How to make Visual Studio copy a DLL file to the output directory?

Use a post-build action in your project, and add the commands to copy the offending DLL. The post-build action are written as a batch script.

The output directory can be referenced as $(OutDir). The project directory is available as $(ProjDir). Try to use relative pathes where applicable, so that you can copy or move your project folder without breaking the post-build action.

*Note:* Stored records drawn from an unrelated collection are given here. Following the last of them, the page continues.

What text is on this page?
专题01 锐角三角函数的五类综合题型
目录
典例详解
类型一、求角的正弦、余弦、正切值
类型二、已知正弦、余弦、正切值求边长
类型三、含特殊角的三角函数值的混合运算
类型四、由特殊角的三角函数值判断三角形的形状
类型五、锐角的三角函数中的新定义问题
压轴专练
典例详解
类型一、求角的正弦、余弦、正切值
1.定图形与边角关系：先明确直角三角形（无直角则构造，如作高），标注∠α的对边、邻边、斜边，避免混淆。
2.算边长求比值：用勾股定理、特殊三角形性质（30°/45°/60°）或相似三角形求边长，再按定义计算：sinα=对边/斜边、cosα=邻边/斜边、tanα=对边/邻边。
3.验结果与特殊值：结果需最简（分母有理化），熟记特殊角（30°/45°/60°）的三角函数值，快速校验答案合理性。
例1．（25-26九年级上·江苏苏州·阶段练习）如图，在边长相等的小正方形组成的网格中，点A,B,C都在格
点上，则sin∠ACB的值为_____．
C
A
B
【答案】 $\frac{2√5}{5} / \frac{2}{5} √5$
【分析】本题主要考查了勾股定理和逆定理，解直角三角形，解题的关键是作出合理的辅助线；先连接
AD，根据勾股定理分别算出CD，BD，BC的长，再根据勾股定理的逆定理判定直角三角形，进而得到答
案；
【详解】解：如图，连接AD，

Add builtin COPY in project.csproj file:

  <Project>
    ...
    <Target Name="AfterBuild">
      <Copy SourceFiles="$(ProjectDir)..\..\Lib\*.dll" DestinationFolder="$(OutDir)Debug\bin" SkipUnchangedFiles="false" />
      <Copy SourceFiles="$(ProjectDir)..\..\Lib\*.dll" DestinationFolder="$(OutDir)Release\bin" SkipUnchangedFiles="false" />
    </Target>
  </Project>

The details in the comments section above did not work for me (VS 2013) when trying to copy the output dll from one C++ project to the release and debug folder of another C# project within the same solution.

I had to add the following post build-action (right click on the project that has a .dll output) then properties -> configuration properties -> build events -> post-build event -> command line

now I added these two lines to copy the output dll into the two folders:

xcopy /y $(TargetPath) $(SolutionDir)aeiscontroller\bin\Release
xcopy /y $(TargetPath) $(SolutionDir)aeiscontroller\bin\Debug

$(OutDir) turned out to be a relative path in VS2013, so I had to combine it with $(ProjectDir) to achieve the desired effect:

xcopy /y /d  "$(ProjectDir)External\*.dll" "$(ProjectDir)$(OutDir)"

BTW, you can easily debug the scripts by adding 'echo ' at the beginning and observe the expanded text in the build output window.